When you turn the camera away, frustum culling kicks in and reduces the number of draw calls. However, when you’re facing a wall and the bunnies are occluded, draw calls for those bunnies are still being executed. Because of that, you’re likely hitting a draw call throughput bottleneck rather than a shading or geometry cost.
That’s why there’s little to no performance difference between “mostly occluded by a wall” and “fully visible” cases—despite your wireframe debug confirming they aren’t actually rendered.
If you’re interested in how indirect draw is currently handled in the engine, you can check the implementation here:
You could also try integrating my WebGL-based implementation, where draw calls for culled objects are completely skipped. The tradeoff is a 2–3 frame delay due to asynchronous GPU readback, which can cause objects to pop in noticeably. This approach is typically described as Async GPU Readback or a round-robin occlusion strategy.
Regarding the cost of generating the depth pyramid, it always depends on multiple factors, with memory bandwidth and overall GPU load being the most important.
A GPU is a complex system, and resource reuse plays a big role. If, after a draw call, you reuse the same resources in subsequent draw calls, they may still reside in cache and can be accessed very quickly. However, if the cache is already saturated, the GPU needs to evict or reorganize data before loading new resources, which introduces additional cost.
Because of this, the cost is never truly constant. Even for the same operation, such as building a depth pyramid, the performance can vary depending on cache state, memory pressure, and what other work the GPU is doing at that moment.
A lightweight BVH structure has been added to the library.
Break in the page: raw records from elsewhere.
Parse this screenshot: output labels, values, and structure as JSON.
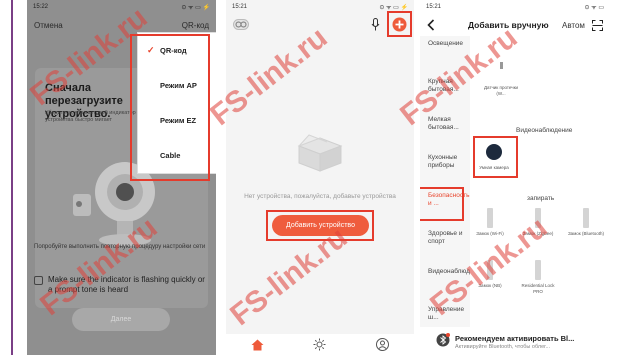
{
  "colors": {
    "accent": "#e8452d",
    "highlight_box": "#e53b2c",
    "watermark_red": "#e0423a",
    "watermark_blue": "#5fa8d8"
  },
  "screen1": {
    "status_time": "15:22",
    "status_icons": "⊙ ᯤ ▭ ⚡",
    "cancel_label": "Отмена",
    "qr_label": "QR-код",
    "heading": "Сначала перезагрузите устройство.",
    "hint": "Убедитесь, что световой индикатор устройства быстро мигает",
    "reset_text": "Попробуйте выполнить повторную процедуру настройки сети",
    "checkbox_label": "Make sure the indicator is flashing quickly or a prompt tone is heard",
    "next_button": "Далее",
    "menu": [
      {
        "label": "QR-код",
        "selected": true
      },
      {
        "label": "Режим AP",
        "selected": false
      },
      {
        "label": "Режим EZ",
        "selected": false
      },
      {
        "label": "Cable",
        "selected": false
      }
    ]
  },
  "screen2": {
    "status_time": "15:21",
    "status_icons": "⊙ ᯤ ▭ ⚡",
    "empty_text": "Нет устройства, пожалуйста, добавьте устройства",
    "add_button": "Добавить устройство",
    "tabs": [
      "home-icon",
      "sun-icon",
      "profile-icon"
    ]
  },
  "screen3": {
    "status_time": "15:21",
    "status_icons": "⊙ ᯤ ▭",
    "title": "Добавить вручную",
    "auto_label": "Автом",
    "categories": [
      {
        "label": "Освещение",
        "active": false
      },
      {
        "label": "Крупная бытовая...",
        "active": false
      },
      {
        "label": "Мелкая бытовая...",
        "active": false
      },
      {
        "label": "Кухонные приборы",
        "active": false
      },
      {
        "label": "Безопасность и ...",
        "active": true
      },
      {
        "label": "Здоровье и спорт",
        "active": false
      },
      {
        "label": "Видеонаблюдение",
        "active": false
      },
      {
        "label": "Управление ш...",
        "active": false
      }
    ],
    "top_item": "Датчик протечки (W...",
    "video_section": "Видеонаблюдение",
    "camera_item": "Умная камера",
    "lock_section": "запирать",
    "locks": [
      {
        "label": "Замок (Wi-Fi)"
      },
      {
        "label": "Замок (Zigbee)"
      },
      {
        "label": "Замок (Bluetooth)"
      },
      {
        "label": "Замок (NB)"
      },
      {
        "label": "Residential Lock PRO"
      }
    ],
    "banner_title": "Рекомендуем активировать Bl...",
    "banner_sub": "Активируйте Bluetooth, чтобы облег..."
  },
  "watermark": "FS-link.ru"
}
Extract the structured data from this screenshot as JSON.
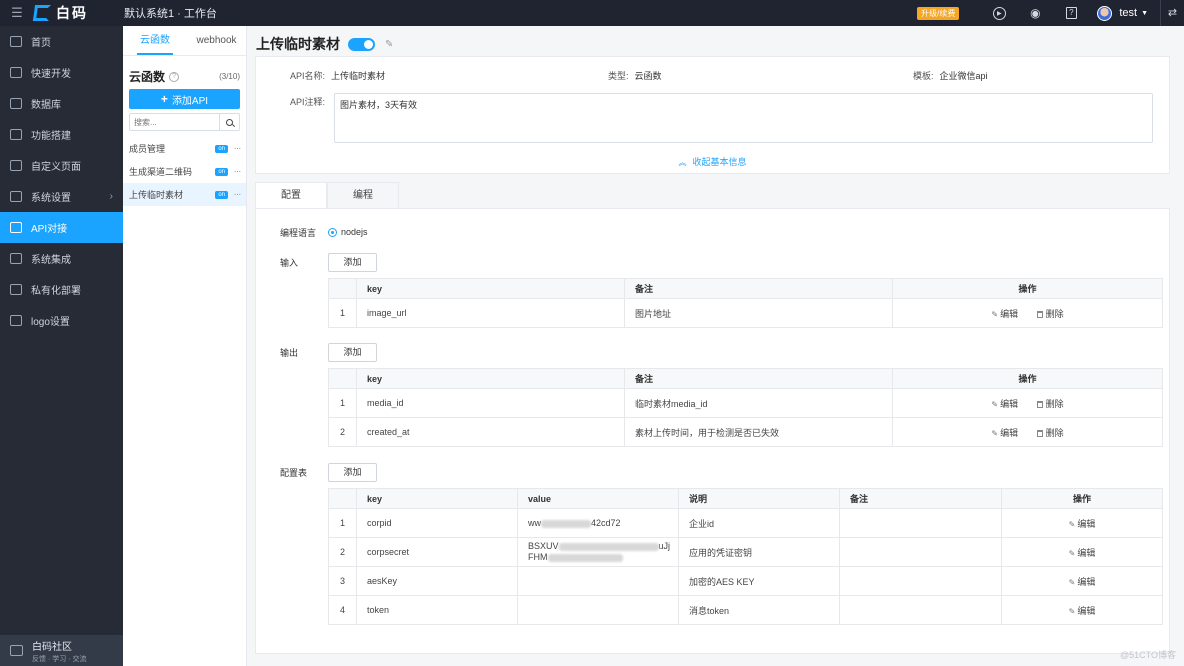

Instanced Static Mesh and Hierarchical Instanced Static Mesh are implemented with support for updating individual instance transforms, rebuilding the BVH, changing color and other parameters, as well as shadow LODs.
BVH is used to accelerate LOD calculation and frustum culling, delivering very high performance. The solution has been tested with one million instanced objects. Memory usage is highly optimized on both CPU and GPU.
We implemented depth-based object sorting using a highly optimized radix sort algorithm. The system has been tested on millions of instances and demonstrates excellent performance. Special attention was given to minimizing memory allocations by relying exclusively on typed arrays.
An optimization is applied to reduce the number of significant bits (maxBits) by subtracting the minimum value when maxBits is below 32, further improving performance.
The class is called DepthQueue, as it operates alongside IndexQueue. This pairing allows us to eliminate redundant passes when computing minimums, maximums, and other auxiliary data used for optimizations.
The screenshot shows a demo scene with ~1 million objects, where sorting and LOD selection take around 3 ms.
We are also close to completing HierarchicalInstancer and ClusterWorld. ClusterWorld builds a spatial grid that accelerates frustum culling, occlusion culling, and LOD processing across the entire scene.
HierarchicalInstancer supports an optimization where a single object can be rendered with one drawCommand: if all LODs are stored in a single buffer, multiple draw calls are merged into one. It also supports multiple MeshInstances per LOD (with different materials, etc.). The component is designed to work with prefabs.